Sterling: It’s the world! You go to Israel; the blacks are just treated like dogs.
V: So do you have to treat them like that too?
Sterling: The white Jews, there’s white Jews and black Jews, do you understand?
V: And are the black Jews less than the white Jews?
Sterling: A hundred percent, fifty, a hundred percent.
V: And is that right?
Sterling: It isn’t a question—we don’t evaluate what’s right and wrong, we live in a society. We live in a culture. We have to live within that culture.
V: But shouldn’t we take a stand for what’s wrong? And be the change and the difference?
Sterling: I don’t want to change the culture, because I can’t. It’s too big and too [unknown].
V: But you can change yourself.
Sterling: I don’t want to change. If my girl can’t do what I want, I don’t want the girl. I’ll find a girl that will do what I want! Believe me. I thought you were that girl—because I tried to do what you want. But you’re not that girl.

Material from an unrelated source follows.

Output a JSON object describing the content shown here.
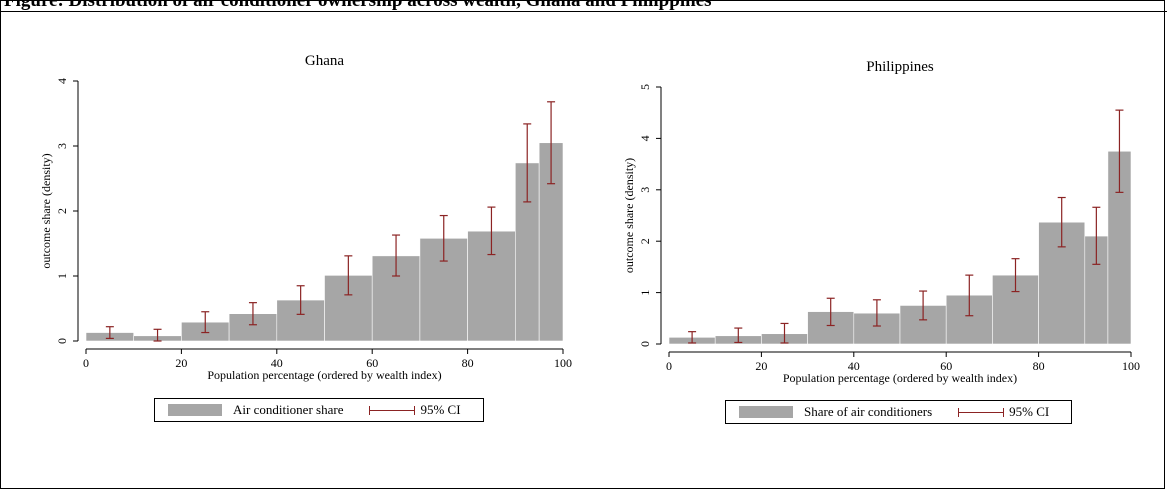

V: It’s like saying, “Let’s just persecute and kill all of the Jews.”
Sterling: Oh, it’s the same thing, right?
V: Isn’t it wrong? Wasn’t it wrong then? With the Holocaust? And you’re Jewish, you understand discrimination.
Sterling: You’re a mental case; you’re really a mental case. The Holocaust, we’re comparing with—
V: Racism! Discrimination.
Sterling: There’s no racism here. If you don’t want to be… walking… into a basketball game with a certain… person, is that racism?